RUTH SUNDERLAND on David Harding who gave £100m to Cambridge

Robert Harris’s 2011 thriller, The Fear Index, features a fictional physicist who develops a computer system to manipulate the financial markets, before seeing his creation spin out of human control.

It’s a fascinating examination of the hi-tech speculators who use powerful computer programs based on algorithms to sift through mountains of data in the hope of spotting patterns or anomalies that might make money.

But though Harris’s novel suggested such practices could become a threat to global economic stability, one man who proves you can harness such technology and still be a force for good is David Harding.

Indeed, the hedge fund manager who gave £100 million to the University of Cambridge could not be further away from the stereotype of the brash City billionaire with more money than class.

Hedge fund tycoon David Harding, 57, who studied physics at the university 40 years ago, donated £79 million to fund scholarships for PhD students. David is pictured with his wife Claudia

He is a mathematical super-brain, and, as well as his jaw-dropping generosity, he is that rarest of beasts: a financier who doesn’t dodge his taxes. The 57-year-old has been at pains to point out that as an individual and through his company, Winton Group, he has in the past decade handed over £1 billion to the taxman.

The white-haired fund manager travels each day from the mansion in Chelsea he shares with his German-born second wife Claudia, 39, to the nerve centre of his multi-billion-pound empire in Hammersmith, west London.

Those who have ventured inside his lair report he has a life-sized statue of Paddington Bear designed by the late architect Zaha Hadid, and the walls are adorned with prints by French artist Raoul Dufy celebrating science and technology.

The Dufys are in character, for Harding has a justified reputation for having a brain the size of a planet.

He graduated from Cambridge in 1982 with a first in natural sciences, specialising in theoretical physics.

When not crouched over his mathematical models, he was a pink-haired punk fan who loved Babylon’s Burning by The Ruts, and was an admirer of Siouxsie and the Banshees. Rather than don a lab coat, however, he decided to try his hand in the City, where the idea that mathematical and scientific thinking could be used to make money on the markets was beginning to take root.

By the time he was 26, he had co-founded a hedge fund group, AHL, which was later sold to giant investment house Man Group. In 1997, he set up Winton (his middle name).

Harding set out his notions for using science in the financial sphere as early as 1994, in a learned paper called Making Money From Mathematical Models, published by the Royal Society.

He says his thinking was for years treated with ‘intellectual scorn and derision from everyone’, but he had the last laugh, earning his investors billions and himself a huge fortune.
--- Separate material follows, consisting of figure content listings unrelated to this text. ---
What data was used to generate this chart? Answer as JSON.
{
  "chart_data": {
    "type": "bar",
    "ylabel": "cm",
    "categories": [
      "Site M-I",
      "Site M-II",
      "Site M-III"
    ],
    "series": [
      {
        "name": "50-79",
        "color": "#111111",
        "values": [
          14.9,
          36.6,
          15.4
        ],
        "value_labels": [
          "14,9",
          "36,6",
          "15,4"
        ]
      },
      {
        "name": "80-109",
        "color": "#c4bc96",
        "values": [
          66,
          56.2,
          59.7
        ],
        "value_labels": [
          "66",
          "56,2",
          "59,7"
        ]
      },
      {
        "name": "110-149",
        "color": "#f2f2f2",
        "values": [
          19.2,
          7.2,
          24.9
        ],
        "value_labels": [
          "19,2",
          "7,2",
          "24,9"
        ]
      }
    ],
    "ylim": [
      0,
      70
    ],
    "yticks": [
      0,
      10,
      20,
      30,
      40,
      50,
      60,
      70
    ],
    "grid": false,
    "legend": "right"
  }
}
He owns just under 54 per cent of Winton, which handed out dividends of £58.3 million in 2017. The firm has more than 300 employees in eight offices around the world, and manages nearly £21 billion in assets.
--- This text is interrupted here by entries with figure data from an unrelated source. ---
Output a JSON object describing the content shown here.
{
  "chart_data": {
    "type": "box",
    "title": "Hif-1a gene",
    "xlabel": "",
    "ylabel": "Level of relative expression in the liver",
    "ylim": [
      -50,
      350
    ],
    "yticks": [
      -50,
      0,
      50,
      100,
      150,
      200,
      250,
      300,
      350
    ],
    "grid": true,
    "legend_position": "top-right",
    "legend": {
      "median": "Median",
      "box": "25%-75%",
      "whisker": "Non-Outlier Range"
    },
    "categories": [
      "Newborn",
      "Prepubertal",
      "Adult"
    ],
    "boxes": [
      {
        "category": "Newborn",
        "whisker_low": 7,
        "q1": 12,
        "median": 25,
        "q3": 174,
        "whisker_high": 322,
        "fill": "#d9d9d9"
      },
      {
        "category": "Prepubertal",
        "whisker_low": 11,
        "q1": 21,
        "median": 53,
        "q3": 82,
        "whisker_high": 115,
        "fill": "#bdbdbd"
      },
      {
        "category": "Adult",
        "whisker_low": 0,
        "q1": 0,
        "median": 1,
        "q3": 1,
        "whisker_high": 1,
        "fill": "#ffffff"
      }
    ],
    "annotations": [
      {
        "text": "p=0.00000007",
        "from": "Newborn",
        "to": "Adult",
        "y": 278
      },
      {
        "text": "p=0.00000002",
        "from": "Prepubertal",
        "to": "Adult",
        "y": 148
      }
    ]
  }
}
Harding’s modus operandi is to take big bets on trends in commodities, interest rates and shares. Research at Winton is exhaustive, delving into data on barley and sesame prices from ancient Babylon, and wheat prices in England going as far back as 1209, in order to predict long-term trends.

Critics of computer-driven trading strategies are concerned that if such ‘trend’ funds become more common and bet in the same ways, then an unforeseen event could make them all go down together and destabilise the system.

Winton itself has recently been trying different strategies – after doing well for a long time, last year its assets fell by $5 billion to $23 billion after investors pulled money out because they were disappointed with its computer-driven funds.

Unlike many of his super-rich peers, Harding is not known for ostentation. Rather than throwing a gaudy party, he celebrated his 55th birthday by taking two of his sons walking in the Yorkshire Dales.

His first marriage was in 1992 to Emma Symonds, who a year later gave birth to Arthur, now 25. He and Emma were divorced in 1997.

After Harding’s first marriage broke down he lived with another woman, Julia Fuller, and had another child, James, now 15. A third son was born in 2007. He has two daughters with Claudia – one born in 2013 and the other last year.

Unromantically, he once said Claudia was ‘a junior member of the partnership because I made much of the money before I married her’, though he did add ‘her influence is fairly undeniable’.

One of five siblings, Harding’s father worked in Brussels after the war as a horticulturalist on war cemeteries for the fallen soldiers of the Commonwealth. His mother was a French teacher.

Harding cites his upbringing and the fact his wife is German as reasons he is devoutly pro-European. ‘There are no high-falutin’ reasons for my view other than Brexit is quite unfriendly,’ he said last year.

He acted as treasurer of the Stronger in Europe Campaign, and donated £3.5 million from his own pocket. Was it money well-spent? ‘No, it f****** wasn’t,’ he told specialist magazine Financial News.

Some consolation was that, thanks to bets against the pound and the euro, his funds made more than $1 billion in the days following the Brexit vote.